More likely is an end to salary sacrifice, where employees can give up part of their salary in exchange for other benefits, such as extra employer pension contributions. Employers don’t need to pay national insurance contributions (NICs) on sacrificed salaries, an exemption that costs the Treasury some £15 billion a year.
Shirley McIntosh, tax partner in Edinburgh at RSM Tax and Accounting, said: “The government remains concerned about the growth of these types of arrangements and may be considering an attack in this area.”
The amount high earners can save into a pension each year and get tax relief – the annual allowance – may be reviewed again. From 6 April, 2016, the £40,000 a year allowance will be reduced by £1 for every £2 of income received over £150,000.
“This limit could well come down to a lower figure than £150,000, which will reduce the ability of those higher earners to continue to benefit from tax relief,” said Libberton.
CAPITAL GAINS TAX (CGT)
CGT is currently paid at 18 per cent (basic rate taxpayers) and 28 per cent (higher rate taxpayers). But its exemption from the so-called tax-lock – which bars the government from raising income tax, NIC and VAT rates during this Parliament – makes an increase a distinct possibility.
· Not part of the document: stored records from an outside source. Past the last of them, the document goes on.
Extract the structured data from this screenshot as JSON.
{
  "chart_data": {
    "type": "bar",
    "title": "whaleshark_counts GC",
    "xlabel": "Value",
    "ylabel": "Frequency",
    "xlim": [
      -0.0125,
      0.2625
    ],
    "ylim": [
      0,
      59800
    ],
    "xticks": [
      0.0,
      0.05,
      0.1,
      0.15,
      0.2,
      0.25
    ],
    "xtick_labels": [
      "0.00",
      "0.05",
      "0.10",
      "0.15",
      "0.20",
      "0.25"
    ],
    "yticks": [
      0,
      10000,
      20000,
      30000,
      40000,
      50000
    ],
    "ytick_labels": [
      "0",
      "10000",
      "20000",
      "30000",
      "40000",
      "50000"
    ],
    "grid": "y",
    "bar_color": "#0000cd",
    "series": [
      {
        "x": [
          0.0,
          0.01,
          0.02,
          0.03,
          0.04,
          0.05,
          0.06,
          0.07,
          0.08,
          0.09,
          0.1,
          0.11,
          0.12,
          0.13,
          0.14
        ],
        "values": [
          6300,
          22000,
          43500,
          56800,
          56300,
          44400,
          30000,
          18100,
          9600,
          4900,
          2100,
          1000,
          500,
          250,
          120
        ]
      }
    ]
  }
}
“This provides the Chancellor with an opportunity to revert back to the pre-2008 regime of aligning the capital gains tax rates with income tax rates,” said Vishal Chopra, head of tax at Grant Thornton Scotland.
“At the highest level, this could increase the capital gains tax rate from 28 per cent to 45 per cent and would have a significant impact upon those that realise substantial capital gains.”
Elaine McInroy, tax specialist at accountants Saffery Champness, said: “With pension tax relief not being reviewed at this time, where will he get extra tax revenue from? Possibly an increase in CGT tax rates to align with top income tax rates or a cut back on reliefs, particularly entrepreneurs relief.”
Entrepreneurs relief allows someone selling a qualifying business to get a CGT rate of 10 per cent on gains up to a lifetime limit of £10m, rather than the main CGT rate of 28 per cent. Some 43,000 people claimed entrepreneurs relief in 2013/14, totalling £2.9bn (£2bn more than predicted).
“The government has consulted on proposals to prevent profits retained within a company from benefitting from entrepreneurs relief on a winding up, instead taxing these at the new higher dividend rates of up to 38.1 per cent,” said McIntosh at RSM.“It is widely expected that the Budget will bring in these restrictions in from 6 April, 2016.
The 2015 Budget featured a commitment to lifting the rate at which people begin paying higher rate tax. The threshold rises to £43,000 on 6 April, but an acceleration in the rate of increase could be his headline giveaway for “middle England”.
There may also be an announcement on reform of national insurance (NI), after an Office of Tax Simplification (OTS) review on merging it with income tax said the current system was “not fit for purpose”. The OTS recommended aligning NI with income tax, rather than merging the two. The Budget may include the government’s response to the report.
Osborne is under pressure to review the planned April 2017 introduction of a main residence nil rate band of Inheritance Tax (IHT), which would raise the IHT-free threshold for homeowners to £500,000 a person (£1m for married couples meeting certain criteria).
The plans have been criticised by the Treasury Select Committee as “impenetrable to all but professional tax advisers”. The measure will cost the government £1bn by the end of parliament, according to the Labour party.
“This is an extremely complex measure and one that will benefit only a small, but increasing, proportion of society,” said Chopra. “We should not be surprised if this proposal is scrapped, or instead other IHT reliefs – taper relief or business property relief – are amended in order to balance the books.”